Amelia nodded, accepting this easily, possibly as a result of still being half asleep.
"Okay. I thought so." Then she blinked. "So, how did we get up to the roof?"
"I'm guessing that Phantom guy brought us up here," Gourry replied casually.
Lina, Zelgadis, and Amelia nodded in agreement, and then Lina came to a dead halt.
"Hey, hold on just a minute here! How do I know what a crazy old man like that did with my innocent young body on the way up?! Oh, he's gonna die!"
"Don't worry, Lina," Zelgadis said with a slight smirk. "As I recall from the story, our Phantom seems to believe that gentlemen prefer blondes. And gentle, sweet, ladylike ones at that. So you certainly have nothing to worry about."
"What's that supposed to mean?" Lina demanded, her eye twitching slightly. "And before you answer, remember that we're on a roof right now."
"Yeah, speaking of that," Gourry interjected, whether with the simple good timing that dumb luck achieves every now and again, or deliberately trying to head off the untimely death of Zelgadis, "how are we gonna get off this roof?"
"Why don't we just use the door?" Amelia asked, reaching for the doorknob of a little door set into the brick wall at one end of the roof.
Lina watched in horror, and then leapt at the smaller girl.
"No! Don't touch that!"
"Oof!" Amelia intoned sadly as the two went sprawling over the hard, rough concrete of the roof. "Miss Lina! What was that for?"

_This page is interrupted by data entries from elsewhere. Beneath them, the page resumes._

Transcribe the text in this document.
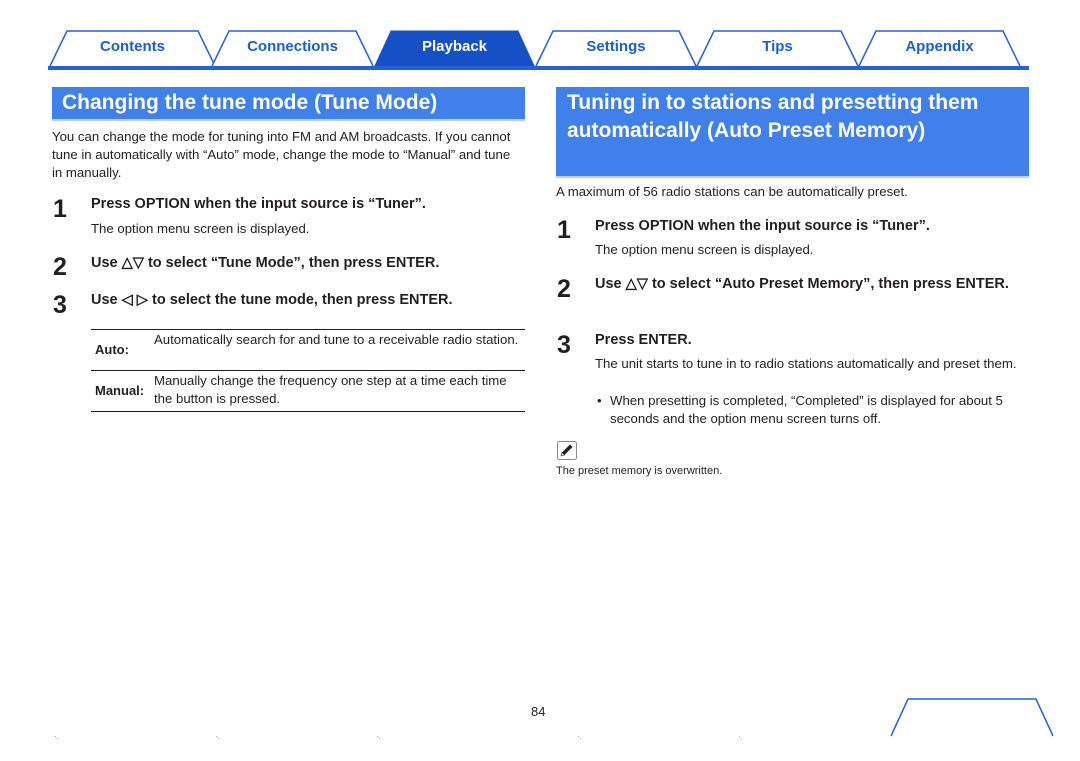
Contents	Connections	Playback	Settings	Tips	Appendix
Changing the tune mode (Tune Mode)
You can change the mode for tuning into FM and AM broadcasts. If you cannot tune in automatically with “Auto” mode, change the mode to “Manual” and tune in manually.
1 Press OPTION when the input source is “Tuner”.
The option menu screen is displayed.
2 Use △▽ to select “Tune Mode”, then press ENTER.
3 Use ◁ ▷ to select the tune mode, then press ENTER.
Auto:
Automatically search for and tune to a receivable radio station.
Manual:
Manually change the frequency one step at a time each time the button is pressed.
Tuning in to stations and presetting them automatically (Auto Preset Memory)
A maximum of 56 radio stations can be automatically preset.
1 Press OPTION when the input source is “Tuner”.
The option menu screen is displayed.
2 Use △▽ to select “Auto Preset Memory”, then press ENTER.
3 Press ENTER.
The unit starts to tune in to radio stations automatically and preset them.
• When presetting is completed, “Completed” is displayed for about 5 seconds and the option menu screen turns off.
The preset memory is overwritten.
84
·.	·.	·.	·.	·.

"Hey, you go and do a crazy thing like that, and I've got no choice," Lina replied angrily. "Seriously, Amelia, what were you thinking?"
"Um…really, I was just thinking that we might be able to used the door to go into another room," Amelia replied with no thought of being sarcastic.
"It seems reasonable enough to me," Gourry interjected with a shrug.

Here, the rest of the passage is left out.